L’histoire européenne de l’universel

7Le concept d’universel comme emblème philosophique de valeurs objectives universelles, comme principe abstrait d’un devoir-être, malgré notre adhésion intellectuelle consensuelle à son sens quand il en appelle à une égalité de condition et de justice pour le genre humain tout entier, n’est pas tout à fait une notion universelle, si on entend par ce terme l’existence factuelle dans toutes les cultures d’une conception de cet ordre. Il n’est pas certain que cette construction conceptuelle d’un devoir-être rationnel, logique et légal, factuel et moral, dont la philosophie de Kant a élaboré la brillante synthèse, soit autre qu’occidental. Toutes les civilisations n’ont pas produit, ni disposé, d’une conception aussi abstraite de la loi morale que celle de l’impératif catégorique kantien qui, loi-sentence inconditionnée du devoir soumise au principe logique, s’énonce ainsi : « agis de telle sorte que la maxime de ton action puisse toujours avoir valeur de loi universelle de la volonté ». L’universel, écrit F. Jullien, procède d’une histoire culturelle, linguistique et philosophique, juridique et religieuse, propre à l’esprit européen. Une Europe dont la culture fut d’abord faite d’une pluralité de langues et de peuples. De plus, loin d’être homogène, ni historiquement cohérent, cet universel est composé de plusieurs strates disparates qui se sont amalgamées peu à peu les unes aux autres pour constituer notre vision philosophique de cette notion et nous sont de ce fait devenues indistinctes. F. Jullien nous en rappelle précisément la constitution. Les trois principales sont l’universel en tant que condition juridico-politique, concept logique et doctrine du salut. Respectivement, il s’agit de la citoyenneté romaine antique, du principe grec de la science et de la révélation chrétienne. Visitons-les brièvement et successivement.

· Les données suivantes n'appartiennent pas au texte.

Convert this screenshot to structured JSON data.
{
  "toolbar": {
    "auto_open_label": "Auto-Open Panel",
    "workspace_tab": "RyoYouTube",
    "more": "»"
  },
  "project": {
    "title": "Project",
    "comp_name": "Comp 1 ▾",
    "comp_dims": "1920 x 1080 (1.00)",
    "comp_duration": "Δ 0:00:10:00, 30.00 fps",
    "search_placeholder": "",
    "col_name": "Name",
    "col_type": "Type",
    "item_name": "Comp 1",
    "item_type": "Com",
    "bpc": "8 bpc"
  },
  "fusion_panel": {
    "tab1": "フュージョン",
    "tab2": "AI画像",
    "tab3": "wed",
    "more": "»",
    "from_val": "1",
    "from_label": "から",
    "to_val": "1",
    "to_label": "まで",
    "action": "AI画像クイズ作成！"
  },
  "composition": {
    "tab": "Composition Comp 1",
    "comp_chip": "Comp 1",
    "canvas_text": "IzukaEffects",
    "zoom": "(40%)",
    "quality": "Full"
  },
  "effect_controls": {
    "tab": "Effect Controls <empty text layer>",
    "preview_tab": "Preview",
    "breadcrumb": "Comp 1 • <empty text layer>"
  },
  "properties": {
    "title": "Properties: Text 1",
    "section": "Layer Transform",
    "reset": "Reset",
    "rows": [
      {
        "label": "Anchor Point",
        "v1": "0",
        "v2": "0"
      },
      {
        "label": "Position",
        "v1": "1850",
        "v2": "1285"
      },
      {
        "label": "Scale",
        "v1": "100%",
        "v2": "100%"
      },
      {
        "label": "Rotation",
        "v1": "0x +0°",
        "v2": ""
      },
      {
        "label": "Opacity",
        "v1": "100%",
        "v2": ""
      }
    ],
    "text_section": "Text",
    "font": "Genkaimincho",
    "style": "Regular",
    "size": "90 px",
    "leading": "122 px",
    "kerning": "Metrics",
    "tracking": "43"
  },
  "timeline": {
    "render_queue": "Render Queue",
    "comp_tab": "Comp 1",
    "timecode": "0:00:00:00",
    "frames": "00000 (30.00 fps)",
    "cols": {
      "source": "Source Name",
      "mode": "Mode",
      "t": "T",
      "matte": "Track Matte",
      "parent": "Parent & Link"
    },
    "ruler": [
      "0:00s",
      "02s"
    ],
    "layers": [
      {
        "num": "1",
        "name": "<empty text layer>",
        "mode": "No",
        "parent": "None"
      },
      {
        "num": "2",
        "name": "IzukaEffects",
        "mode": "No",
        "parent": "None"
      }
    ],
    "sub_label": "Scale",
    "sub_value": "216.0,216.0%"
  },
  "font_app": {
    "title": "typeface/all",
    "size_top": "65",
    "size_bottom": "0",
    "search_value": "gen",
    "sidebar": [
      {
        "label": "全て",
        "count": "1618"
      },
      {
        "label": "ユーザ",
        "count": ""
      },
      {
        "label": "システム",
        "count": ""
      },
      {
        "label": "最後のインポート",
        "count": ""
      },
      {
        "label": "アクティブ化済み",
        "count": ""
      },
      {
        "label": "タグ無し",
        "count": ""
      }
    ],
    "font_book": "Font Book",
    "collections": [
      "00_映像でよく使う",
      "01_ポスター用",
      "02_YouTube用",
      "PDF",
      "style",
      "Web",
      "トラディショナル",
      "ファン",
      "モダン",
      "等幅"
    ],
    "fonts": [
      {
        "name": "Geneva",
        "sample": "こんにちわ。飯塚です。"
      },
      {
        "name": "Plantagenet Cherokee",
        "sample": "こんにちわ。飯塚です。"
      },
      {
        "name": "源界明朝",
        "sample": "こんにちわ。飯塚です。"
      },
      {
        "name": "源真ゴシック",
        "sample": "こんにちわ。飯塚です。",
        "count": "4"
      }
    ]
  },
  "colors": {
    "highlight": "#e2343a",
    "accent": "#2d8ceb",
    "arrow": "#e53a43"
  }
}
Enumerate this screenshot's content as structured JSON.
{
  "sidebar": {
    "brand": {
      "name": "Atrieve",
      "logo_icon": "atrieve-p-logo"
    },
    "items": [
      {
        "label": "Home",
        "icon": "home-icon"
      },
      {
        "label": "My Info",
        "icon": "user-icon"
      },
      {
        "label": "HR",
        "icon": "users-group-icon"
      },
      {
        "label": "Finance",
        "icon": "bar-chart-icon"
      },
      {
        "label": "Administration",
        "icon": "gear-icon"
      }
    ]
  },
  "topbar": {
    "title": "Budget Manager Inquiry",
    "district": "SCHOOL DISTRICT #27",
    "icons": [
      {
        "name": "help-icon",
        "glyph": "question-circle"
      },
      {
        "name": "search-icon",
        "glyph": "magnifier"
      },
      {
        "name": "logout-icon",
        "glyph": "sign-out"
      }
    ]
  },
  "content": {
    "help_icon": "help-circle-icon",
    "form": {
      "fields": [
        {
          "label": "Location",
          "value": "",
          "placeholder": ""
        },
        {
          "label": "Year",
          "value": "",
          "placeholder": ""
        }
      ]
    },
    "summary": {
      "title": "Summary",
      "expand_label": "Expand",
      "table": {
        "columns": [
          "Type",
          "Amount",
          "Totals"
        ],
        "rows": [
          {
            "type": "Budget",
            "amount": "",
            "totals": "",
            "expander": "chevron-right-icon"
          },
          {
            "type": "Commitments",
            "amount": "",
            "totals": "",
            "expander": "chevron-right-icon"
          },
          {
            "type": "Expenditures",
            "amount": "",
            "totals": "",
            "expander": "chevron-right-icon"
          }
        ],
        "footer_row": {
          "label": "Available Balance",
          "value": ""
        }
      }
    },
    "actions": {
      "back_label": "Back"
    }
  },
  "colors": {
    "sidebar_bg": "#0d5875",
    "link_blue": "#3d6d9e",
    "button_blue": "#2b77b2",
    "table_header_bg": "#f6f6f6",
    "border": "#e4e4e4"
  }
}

8La civilisation antique méditerranéenne est allée du modèle grec de la Cité, porté par l’idéal politique d’un bien commun opposé au particulier, déjà égalitaire et démocratique pour les citoyens, mais exclusif quant aux femmes, aux esclaves, à l’étranger et au Barbare, donc local et clos, au modèle d’une citoyenneté romaine devenue désexclusive. En 212, par décret de l’empereur, la citoyenneté romaine devient universa civitas, étendue à tous les habitants de l’empire romain, sans prise en compte aucune des différences ethniques, culturelles et religieuses quant à son obtention, ni de l’appartenance à des institutions locales. Un tel idéal de l’extension universelle du commun aura d’abord été porté par la philosophie grecque qui a transposé le commun politique des cités en la vision d’un monde commun d’ordre rationnel, puis par l’humanisme cosmopolite de la philosophie latine. Celui-ci posera l’existence d’un seul genre humain pour lequel il étendra l’exigence de justice et de droit hors des anciennes limites politiques. La justice devient dès lors naturelle et d’ordre moral, donc de fait universelle, alors qu’elle était auparavant dépendante de l’appartenance des personnes à la structure isolée des États. Mais, écrit F. Jullien, seul l’Empire romain aura pu véritablement croiser l’universel, en sa valeur formelle de prescription, ici juridique, avec le commun, dans son accomplissement politique concret, c’est-à-dire partagé et étendu cette fois dans les faits à tous et non plus seulement posé comme concept moral.

9Entre ces deux époques, la Cité grecque et l’Empire romain, c’est l’universel abstrait et logique de la philosophie grecque qui se sera déployé, celui d’une connaissance pensée comme la science du nécessaire. Connaître, pour la philosophie grecque depuis Socrate, c’est, sur le plan impersonnel du discours, accéder à la détermination conceptuelle du réel « selon le tout », c’est-à-dire : kat-holou. Cette démarche de conceptualisation de la réalité par la pensée se montre alors inséparable d’une « promotion de l’universel comme exigence de la raison », écrit F. Jullien. Le savoir et la vérité deviennent dès lors dépendants d’un abandon raisonné, logique et conceptuel, de ce qui ne vaudrait que de façon singulière, le jugement ne pouvant être valide que s’il est nécessaire pour tous les cas semblables et donc universel. Aristote viendra systématiser cette exigence en définissant toute science comme la connaissance de ce qui ne peut être autrement, qui apparaît donc nécessaire et se démontre comme n’étant pas contingent. Elle ne peut alors se poser théoriquement que comme science de l’universel selon l’axe d’une connaissance absolue de l’identité de l’existant, d’une ontologie, s’appuyant sur les notions abstraites de l’essence, de la forme et de la cause. L’universel, ainsi posé, devient donc ce qu’il faut prescrire de façon axiomatique à la connaissance pour qu’elle prenne valeur de vérité. C’est l’idéal d’un devoir-être logique qui se voit configuré comme horizon de compréhension de la réalité et de notre humanité.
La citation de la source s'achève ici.